T cell receptor variable β chain (TCR-Vβ) repertoires in forkhead box protein 3 (FoxP3)+ and total CD4+ T cells. (a) TCR-Vβ repertoires of FoxP3+ CD4+ T cells (white bars) and total CD4+ T cells (black bars) were assessed by flow cytometry. The various TCR-Vβ families tested are shown along the horizontal axes. Data are shown for adult controls (means with standard error bars), subject DIG411 and subject DIG416. The times before (negative values) or after (positive values) thymus transplantation at which the samples were obtained are shown above each panel. (b) TCR-Vβ repertoires of FoxP3+ CD4+ T cells were compared to the repertoires of total CD4+ T cells.

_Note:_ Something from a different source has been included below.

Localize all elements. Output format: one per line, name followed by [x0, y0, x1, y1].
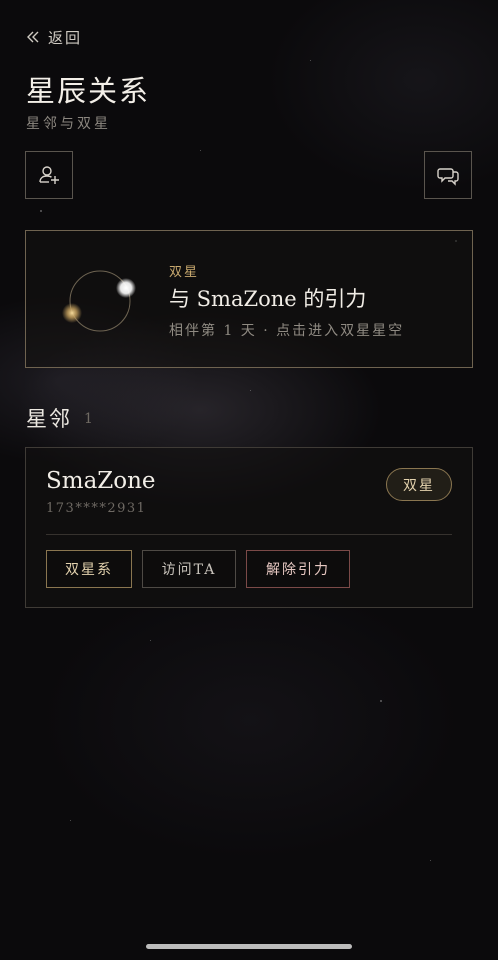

Ratios of the percentages of FoxP3+ to total CD4+ T cells expressing a given TCR-Vβ chain are displayed for various TCR-Vβ families (shown along the x-axes). The dotted lines demarcate 2 standard deviations above and below the mean (1·0) as determined from healthy adult controls. Data are shown for subjects DIG411 and DIG416 (open circles) and concurrently tested healthy adult controls (triangles). The times before or after thymus transplantation at which the samples were obtained are shown above each panel. Significant differences in TCR-Vβ expression between the FoxP3+ CD4+ and total T cell populations for each subject or control, defined as ratios outside the dotted lines, are designated (*P < 0·025; **P < 0·0001).